During such jumps, the machine disabled interrupts. So he decided to
halt the machine. That just sent an interrupt, so it didn't work either.
He thought cutting the power, but was worried that an abrupt power-down
would cause a melt-down. Finally, he went and got one of the technicians.
He thought for a minute and asked at what location the instruction had
been loaded. Then he opened up the machine, found the logic for that
location (remember, this is a discrete component machine - you can
locate individual transistors) and shorted the collector to the
emitter with a screwdriver.
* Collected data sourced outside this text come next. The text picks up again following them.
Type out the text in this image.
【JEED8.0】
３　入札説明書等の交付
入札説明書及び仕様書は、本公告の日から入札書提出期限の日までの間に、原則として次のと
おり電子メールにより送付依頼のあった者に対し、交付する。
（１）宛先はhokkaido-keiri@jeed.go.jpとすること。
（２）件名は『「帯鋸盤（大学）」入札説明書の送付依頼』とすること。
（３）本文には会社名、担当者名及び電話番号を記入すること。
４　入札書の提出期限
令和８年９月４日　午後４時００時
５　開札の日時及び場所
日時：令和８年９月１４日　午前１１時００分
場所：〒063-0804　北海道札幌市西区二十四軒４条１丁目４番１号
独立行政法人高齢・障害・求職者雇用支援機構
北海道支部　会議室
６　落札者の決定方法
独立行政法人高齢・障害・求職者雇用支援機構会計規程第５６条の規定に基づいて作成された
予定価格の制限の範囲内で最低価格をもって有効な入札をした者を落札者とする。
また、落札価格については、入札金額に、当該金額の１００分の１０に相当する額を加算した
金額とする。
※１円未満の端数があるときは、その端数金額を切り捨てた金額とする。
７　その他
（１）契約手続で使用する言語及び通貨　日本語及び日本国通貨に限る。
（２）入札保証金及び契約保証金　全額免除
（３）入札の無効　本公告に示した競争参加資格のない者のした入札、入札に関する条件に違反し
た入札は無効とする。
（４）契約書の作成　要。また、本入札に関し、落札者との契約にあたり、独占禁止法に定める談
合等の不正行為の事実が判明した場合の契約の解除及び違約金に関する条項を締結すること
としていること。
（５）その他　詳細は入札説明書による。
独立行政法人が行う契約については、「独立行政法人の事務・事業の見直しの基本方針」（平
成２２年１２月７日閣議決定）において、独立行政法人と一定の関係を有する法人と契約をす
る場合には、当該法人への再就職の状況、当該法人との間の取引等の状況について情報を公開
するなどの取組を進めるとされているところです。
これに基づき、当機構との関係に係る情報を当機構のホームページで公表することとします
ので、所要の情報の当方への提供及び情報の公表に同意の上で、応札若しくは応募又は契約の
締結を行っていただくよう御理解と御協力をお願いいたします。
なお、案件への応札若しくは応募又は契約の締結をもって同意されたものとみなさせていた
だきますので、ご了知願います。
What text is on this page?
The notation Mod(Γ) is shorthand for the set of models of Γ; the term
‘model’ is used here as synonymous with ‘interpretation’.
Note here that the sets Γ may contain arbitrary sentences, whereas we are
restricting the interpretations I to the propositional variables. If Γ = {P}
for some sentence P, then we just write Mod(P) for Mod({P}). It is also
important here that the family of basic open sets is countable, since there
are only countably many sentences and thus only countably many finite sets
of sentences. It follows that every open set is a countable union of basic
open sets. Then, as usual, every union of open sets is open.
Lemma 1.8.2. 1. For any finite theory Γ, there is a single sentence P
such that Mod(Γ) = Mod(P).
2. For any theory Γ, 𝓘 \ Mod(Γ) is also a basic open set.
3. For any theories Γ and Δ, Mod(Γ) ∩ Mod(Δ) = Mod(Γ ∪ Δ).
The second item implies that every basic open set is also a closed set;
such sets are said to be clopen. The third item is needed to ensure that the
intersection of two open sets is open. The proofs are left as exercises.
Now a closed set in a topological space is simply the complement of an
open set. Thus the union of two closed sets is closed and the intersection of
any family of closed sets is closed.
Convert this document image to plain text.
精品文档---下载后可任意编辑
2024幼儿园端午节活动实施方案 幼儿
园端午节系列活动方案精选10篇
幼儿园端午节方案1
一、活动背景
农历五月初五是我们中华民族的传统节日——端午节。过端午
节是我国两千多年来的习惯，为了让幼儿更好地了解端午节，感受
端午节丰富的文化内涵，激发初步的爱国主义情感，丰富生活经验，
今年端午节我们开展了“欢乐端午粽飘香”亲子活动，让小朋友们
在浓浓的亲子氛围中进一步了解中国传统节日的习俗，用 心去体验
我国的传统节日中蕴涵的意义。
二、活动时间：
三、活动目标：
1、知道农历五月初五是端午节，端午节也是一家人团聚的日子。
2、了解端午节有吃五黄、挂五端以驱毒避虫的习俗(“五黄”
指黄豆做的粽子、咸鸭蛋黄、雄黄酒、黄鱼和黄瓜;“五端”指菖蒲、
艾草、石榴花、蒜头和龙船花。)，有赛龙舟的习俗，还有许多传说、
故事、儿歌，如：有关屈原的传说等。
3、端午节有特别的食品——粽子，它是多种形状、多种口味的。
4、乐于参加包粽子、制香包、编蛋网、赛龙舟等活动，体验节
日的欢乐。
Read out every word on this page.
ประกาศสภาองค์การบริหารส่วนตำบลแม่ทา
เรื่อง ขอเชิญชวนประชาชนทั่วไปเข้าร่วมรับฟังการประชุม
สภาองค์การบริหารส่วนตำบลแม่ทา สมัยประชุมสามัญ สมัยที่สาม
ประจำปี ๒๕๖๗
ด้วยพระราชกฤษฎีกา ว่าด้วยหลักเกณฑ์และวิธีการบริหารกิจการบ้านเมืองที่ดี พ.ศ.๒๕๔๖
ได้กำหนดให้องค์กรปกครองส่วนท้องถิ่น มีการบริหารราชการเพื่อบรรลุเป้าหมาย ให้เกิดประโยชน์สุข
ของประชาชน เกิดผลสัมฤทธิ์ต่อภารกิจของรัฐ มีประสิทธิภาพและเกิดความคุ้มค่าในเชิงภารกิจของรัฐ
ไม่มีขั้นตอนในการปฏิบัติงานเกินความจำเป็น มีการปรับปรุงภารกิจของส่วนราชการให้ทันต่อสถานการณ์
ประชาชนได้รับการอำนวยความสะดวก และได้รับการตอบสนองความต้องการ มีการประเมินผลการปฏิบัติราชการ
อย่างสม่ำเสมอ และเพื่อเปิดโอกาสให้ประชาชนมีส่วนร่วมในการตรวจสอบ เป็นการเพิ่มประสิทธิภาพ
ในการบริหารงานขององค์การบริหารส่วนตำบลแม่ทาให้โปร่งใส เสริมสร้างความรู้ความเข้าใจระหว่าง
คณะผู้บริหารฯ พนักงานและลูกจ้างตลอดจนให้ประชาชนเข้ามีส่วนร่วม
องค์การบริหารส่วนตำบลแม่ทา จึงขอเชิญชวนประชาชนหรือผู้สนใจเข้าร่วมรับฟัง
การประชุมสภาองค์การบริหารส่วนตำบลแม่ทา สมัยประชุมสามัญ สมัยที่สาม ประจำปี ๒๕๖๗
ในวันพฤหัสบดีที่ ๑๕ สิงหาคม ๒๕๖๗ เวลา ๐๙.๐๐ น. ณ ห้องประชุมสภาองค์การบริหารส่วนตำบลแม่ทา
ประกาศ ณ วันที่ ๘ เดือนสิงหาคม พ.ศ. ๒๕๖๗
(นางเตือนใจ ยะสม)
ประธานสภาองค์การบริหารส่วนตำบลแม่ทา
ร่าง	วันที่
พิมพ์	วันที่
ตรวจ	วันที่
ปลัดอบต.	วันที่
This is what is known as "programming down
on the bare metal".


Date: Jan 2 1992

A few years ago, I was repairing a few spare boards on our CDC Hawk
drive.  I had just spun the thing up to test it, when I touched a
certain board and heard a grinding noise from the heads.

(Head crash?)

Panic time - shut down first, ask questions later.

I spun it down, disassembled the disk area, and carefully inspected
the platters and heads... nothing.  This was kind of curious.  Well,
I reassembled it, spun it up again, and it seemed to run fine.  I
then started trying to recreate the problem.

When I touched the servo controller board, the grinding noise started
again.  Since I knew there was no crash, I left it going while I tried
to locate it.  Then, it started to sound legible...

The heads are mounted on a coil about the size of an orange juice can,
which slides in and out of a very powerful magnet.  This is also how a
speaker works.  By touching a connection on the servo pre-amp, I was
acting as an antenna and picking up KQV radio, which was about 1/3
mile away from our shop.  The head carriage was acting as a speaker,
somewhat hard to understand without a paper cone.

I called my boss in, who listened to it for a few seconds before he
got a huge smile on his face.  He then went off to find everyone else
in our office building to show them this nifty trick.

We tried running it like this, just for kicks.  Naturally, it
produced all kinds of errors.  The subject was considered, but after
careful deliberation we decided not to call the radio station to
complain.  Somehow, we just didn't think they'd understand.